Credit counseling is a type of debt education and reduction program that was created to provide financial help to those who have debt. It is often offered by non-profit companies, but it is often a route that many might take when they can pay bills but are still struggling.
The whole process can be long based on how much debt you have, and how successful your counselor is when negotiating with the creditors. Using financial education and budgeting, negotiations with creditors, debt consolidation loans, and other strategies, credit counseling helps to get you out of debt and how to keep you from getting that far into debt again.
Credit counseling will give you:
- Debt repayment plans that allow you to make a payment to your counselor, which then gets split up and sent to the creditors.
- Assistance with debt consolidation loans to lower the average interest rates and monthly payments if right for your situation.
- Help negotiating with creditors to get them to reverse or reduce late fees that are a large part of your debt.
- Consultations with trained financial counselors on how to create a budget and keep with it.
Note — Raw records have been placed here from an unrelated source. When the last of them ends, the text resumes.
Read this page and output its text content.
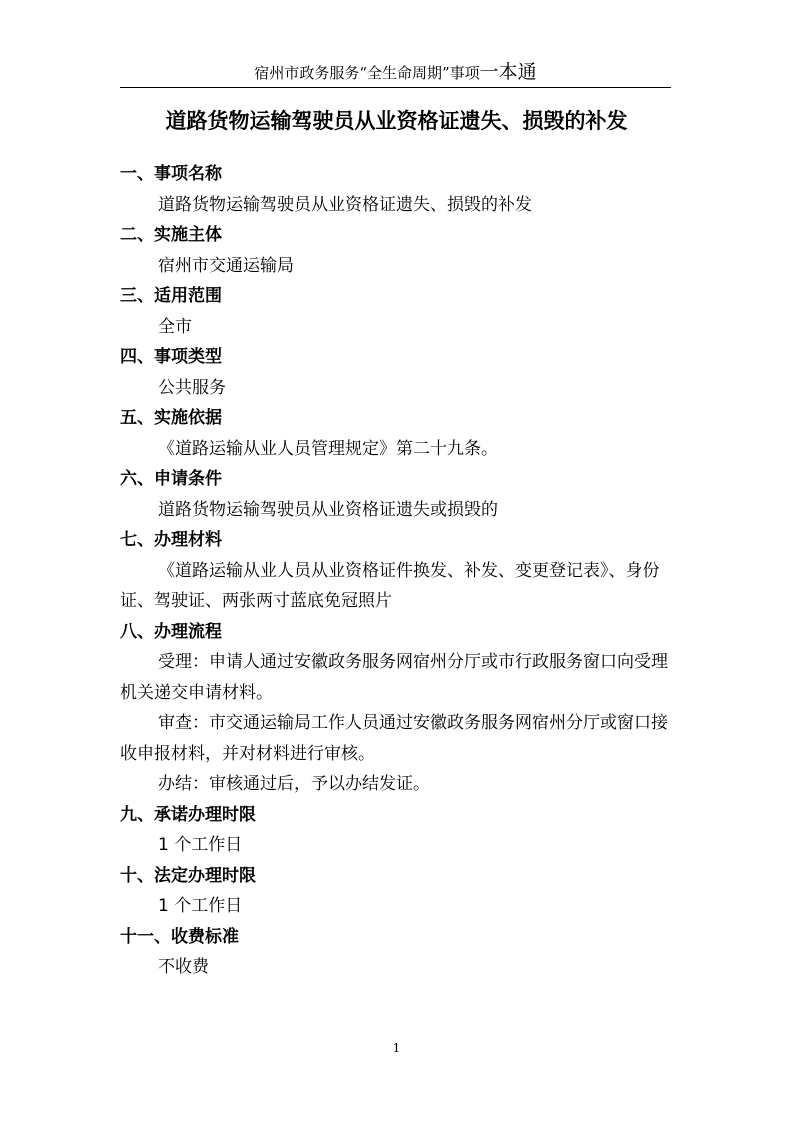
宿州市政务服务“全生命周期”事项一本通
道路货物运输驾驶员从业资格证遗失、损毁的补发
一、事项名称
道路货物运输驾驶员从业资格证遗失、损毁的补发
二、实施主体
宿州市交通运输局
三、适用范围
全市
四、事项类型
公共服务
五、实施依据
《道路运输从业人员管理规定》第二十九条。
六、申请条件
道路货物运输驾驶员从业资格证遗失或损毁的
七、办理材料
《道路运输从业人员从业资格证件换发、补发、变更登记表》、身份证、驾驶证、两张两寸蓝底免冠照片
八、办理流程
受理：申请人通过安徽政务服务网宿州分厅或市行政服务窗口向受理机关递交申请材料。
审查：市交通运输局工作人员通过安徽政务服务网宿州分厅或窗口接收申报材料，并对材料进行审核。
办结：审核通过后，予以办结发证。
九、承诺办理时限
1 个工作日
十、法定办理时限
1 个工作日
十一、收费标准
不收费
1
Is Credit Counseling Right for You?
Even though credit counseling is perfect for many people, it is not always right for some. Credit counseling can help those who have a low debt to income ratio, but those who have high ratios will qualify for consumer proposal or bankruptcy, then this option is not right. A good thing to remember is that if it will take longer than 7 years to get out of debt, then consumer proposal or bankruptcy is going to be best. Those who are in credit counseling will not be able to get affordable credit while in the program, and if you want the program for longer than 7 years, one of the other options may be better because they will keep you from getting affordable credit for 7 years.
If consumer proposal or bankruptcy is not right for you and you don’t want to go with a long process of credit counseling, then you might want to think about debt settlement. A great program for debt settlement will have you out of debt in less than 3 years, so the quick results are best.
Furthermore, credit counseling is for those who owe under $10,000. Since credit counseling agencies don’t offer principal reduction services, they can work with what you pay creditors to provide assistance in lowering the interest rate and remove late charges and fees. If you owe under $10,000 then the amount of time that it will take to get you out of debt will be based on how much your debt is. If you owe over $10,000 then it might be best to save your money and then go with debt settlement.